Here in Michigan we badly need road maintenance and repairs. Perhaps as much as a billion dollars a year worth! The problem is: Where do we get the money to do it? When Governor Snyder cut taxes on business (under the previous governor, business here in Michigan was heavily taxed), he had to raise taxes on the people of Michigan to balance the budget. Even so, cuts had to be made. Schools had to “make do” with less. The state “Earned Income Tax Credit” was cut, and senior’s pensions were now “taxable”. The gasoline tax was raised, but the sales tax portion didn’t go to the roads, but to schools.
This was the great failure of Proposal 1. In exchange for raising the state sales tax from 6% to 7%, the state would be able to start fixing the roads, give the schools more money, and restore the state Earned Income Tax Credit. The problem was that there was a lack of trust as to “where” the money would go once collected. Sufficient that Proposal 1 went down to defeat by a margin of 80% against to only 20% for. Michigan’s Republican administration doesn’t want to have to raise taxes, but there is little choice but to either raise taxes or start cutting funding for existing programs to find the necessary funds. There are three possible places where this could be done. State support of the tourist industry, state support of economic development of businesses, and the state support of movie makers. The last really doesn’t amount to much, and cutting the others would likely do more harm than good. There also doesn’t seem to be much interest in raising the gasoline and diesel fuel taxes further, although this to me seems to be a better choice it is “road users” who are paying the tax that goes to support maintenance and repair of the roads on which they drive. And “user fees” (which fuel taxes are) puts the tax directly upon the “users” instead of taxing everyone else as raising the state sales tax would do. Especially now with the much lower prices being charged today for gasoline and diesel fuel. The objections appear to be upon the basis that the working poor would have to pay higher taxes to drive to work.

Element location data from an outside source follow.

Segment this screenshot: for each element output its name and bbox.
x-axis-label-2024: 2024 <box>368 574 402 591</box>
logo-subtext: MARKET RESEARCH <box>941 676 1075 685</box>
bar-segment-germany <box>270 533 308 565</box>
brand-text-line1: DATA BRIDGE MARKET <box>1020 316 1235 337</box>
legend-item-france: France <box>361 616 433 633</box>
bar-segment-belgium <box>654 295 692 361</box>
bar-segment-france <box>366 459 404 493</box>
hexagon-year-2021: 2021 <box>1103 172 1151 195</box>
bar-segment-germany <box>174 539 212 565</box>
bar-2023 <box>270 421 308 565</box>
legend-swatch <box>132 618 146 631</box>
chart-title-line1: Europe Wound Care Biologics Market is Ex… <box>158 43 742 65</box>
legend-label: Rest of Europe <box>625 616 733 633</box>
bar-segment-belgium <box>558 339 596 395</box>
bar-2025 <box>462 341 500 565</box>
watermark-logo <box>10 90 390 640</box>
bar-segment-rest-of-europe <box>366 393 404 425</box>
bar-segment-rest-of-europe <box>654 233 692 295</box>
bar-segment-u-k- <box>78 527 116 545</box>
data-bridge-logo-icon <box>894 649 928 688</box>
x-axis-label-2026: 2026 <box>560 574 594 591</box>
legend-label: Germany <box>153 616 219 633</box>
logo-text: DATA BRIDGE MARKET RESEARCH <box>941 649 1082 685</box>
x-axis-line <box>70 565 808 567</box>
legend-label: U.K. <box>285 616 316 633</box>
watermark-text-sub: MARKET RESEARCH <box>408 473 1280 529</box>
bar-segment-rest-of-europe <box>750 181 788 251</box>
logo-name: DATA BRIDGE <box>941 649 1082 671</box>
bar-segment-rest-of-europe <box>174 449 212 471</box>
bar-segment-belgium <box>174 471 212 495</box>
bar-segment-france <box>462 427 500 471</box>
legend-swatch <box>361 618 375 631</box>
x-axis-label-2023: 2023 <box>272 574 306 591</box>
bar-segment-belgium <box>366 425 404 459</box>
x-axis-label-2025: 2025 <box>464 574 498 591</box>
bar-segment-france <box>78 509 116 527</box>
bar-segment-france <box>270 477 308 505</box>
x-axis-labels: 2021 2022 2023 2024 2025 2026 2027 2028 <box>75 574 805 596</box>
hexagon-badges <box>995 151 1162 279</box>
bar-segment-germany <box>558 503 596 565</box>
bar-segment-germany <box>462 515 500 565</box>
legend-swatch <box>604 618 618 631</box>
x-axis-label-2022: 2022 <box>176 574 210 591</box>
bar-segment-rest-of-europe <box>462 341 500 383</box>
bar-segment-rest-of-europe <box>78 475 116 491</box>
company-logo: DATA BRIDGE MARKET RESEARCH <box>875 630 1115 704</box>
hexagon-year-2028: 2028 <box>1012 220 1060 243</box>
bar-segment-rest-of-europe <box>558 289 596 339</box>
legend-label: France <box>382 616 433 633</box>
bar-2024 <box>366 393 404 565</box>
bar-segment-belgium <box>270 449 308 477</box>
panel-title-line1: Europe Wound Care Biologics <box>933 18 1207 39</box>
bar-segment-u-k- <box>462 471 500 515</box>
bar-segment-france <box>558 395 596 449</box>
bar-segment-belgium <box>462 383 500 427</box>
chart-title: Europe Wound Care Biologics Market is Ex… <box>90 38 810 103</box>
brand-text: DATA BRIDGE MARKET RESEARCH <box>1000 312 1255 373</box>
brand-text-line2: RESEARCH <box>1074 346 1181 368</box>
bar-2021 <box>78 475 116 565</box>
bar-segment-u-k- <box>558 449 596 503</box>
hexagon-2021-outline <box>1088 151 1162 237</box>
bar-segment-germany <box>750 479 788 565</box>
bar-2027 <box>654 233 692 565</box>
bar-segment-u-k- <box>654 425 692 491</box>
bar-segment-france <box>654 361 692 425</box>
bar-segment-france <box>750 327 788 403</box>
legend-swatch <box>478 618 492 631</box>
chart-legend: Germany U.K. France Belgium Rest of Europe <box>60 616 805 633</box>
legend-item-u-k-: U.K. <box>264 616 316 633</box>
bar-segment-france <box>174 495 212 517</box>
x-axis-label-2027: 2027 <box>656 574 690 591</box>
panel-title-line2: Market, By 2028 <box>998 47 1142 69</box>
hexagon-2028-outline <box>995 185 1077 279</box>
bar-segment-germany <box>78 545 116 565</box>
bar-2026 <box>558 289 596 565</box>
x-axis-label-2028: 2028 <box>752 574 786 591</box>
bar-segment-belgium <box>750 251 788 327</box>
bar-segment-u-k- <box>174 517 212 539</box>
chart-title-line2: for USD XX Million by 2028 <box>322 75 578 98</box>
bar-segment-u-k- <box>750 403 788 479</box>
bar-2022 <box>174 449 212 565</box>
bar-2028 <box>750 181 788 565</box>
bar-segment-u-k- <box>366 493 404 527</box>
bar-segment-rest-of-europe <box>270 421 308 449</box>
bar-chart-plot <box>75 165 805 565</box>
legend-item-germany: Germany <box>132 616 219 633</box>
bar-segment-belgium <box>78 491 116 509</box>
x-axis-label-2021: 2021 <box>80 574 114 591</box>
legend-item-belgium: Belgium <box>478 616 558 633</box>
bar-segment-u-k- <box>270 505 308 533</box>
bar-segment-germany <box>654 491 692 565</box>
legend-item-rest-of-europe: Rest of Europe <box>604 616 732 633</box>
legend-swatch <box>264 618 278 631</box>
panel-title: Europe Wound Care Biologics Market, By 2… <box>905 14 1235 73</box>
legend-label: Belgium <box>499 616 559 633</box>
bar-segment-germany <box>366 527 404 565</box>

There is also the problem that Michigan allows trucks weighing up to 82 tons on its major roads. That is a “lot” of weight! And one of the reasons our roads are breaking up. Massive weight causes a road to develop hairline cracks. In the winter, these cracks fill up with water which freezes. When water freezes, it creates irresistible force that widens cracks. The wider crack fills with water, freezes, crack grows larger. The process continues until a chunk of pavement is forced up, knocked out by passing vehicles, and then we have a pot hole that will continue to grow larger and larger with time. It is noteworthy where there are no heavy trucks using the road, there are usually very few pot holes. Proof if any is needed where the damage is being done and “who” is doing it! It makes a lot of sense to tax those who are the major creators of the problem, which can be best done by a “user fee” system that is based upon both mileage and vehicle weight. Or in “ton/miles” here. Taxes would be accessed based upon odometer readings and vehicle weight. Fuel taxes would be eliminated, so the cost gasoline and diesel fuel would be lower than it is now. Collections would be perhaps on a monthly or quarterly basis. Since the weight of all makes of cars is well known, it is only necessary to read odometer mileage every so often. There are various means of doing this, but it is relatively simple and could do done at say a car dealer’s. The “details” of all this would have to be worked out by the state government.
A “user fee” using “ton/miles” would be based upon a fraction of a cent per ton/mile. Todays cars range in weight from about 2500 lbs to about 4500 lbs. Or 1.25 ton/miles to 2.25/ton/miles. A maximum weight truck would be 82 ton/miles. Effectively everyone pays according weight and miles traveled. The roads are financed, taxes are “pay as you go” and only road users end up paying.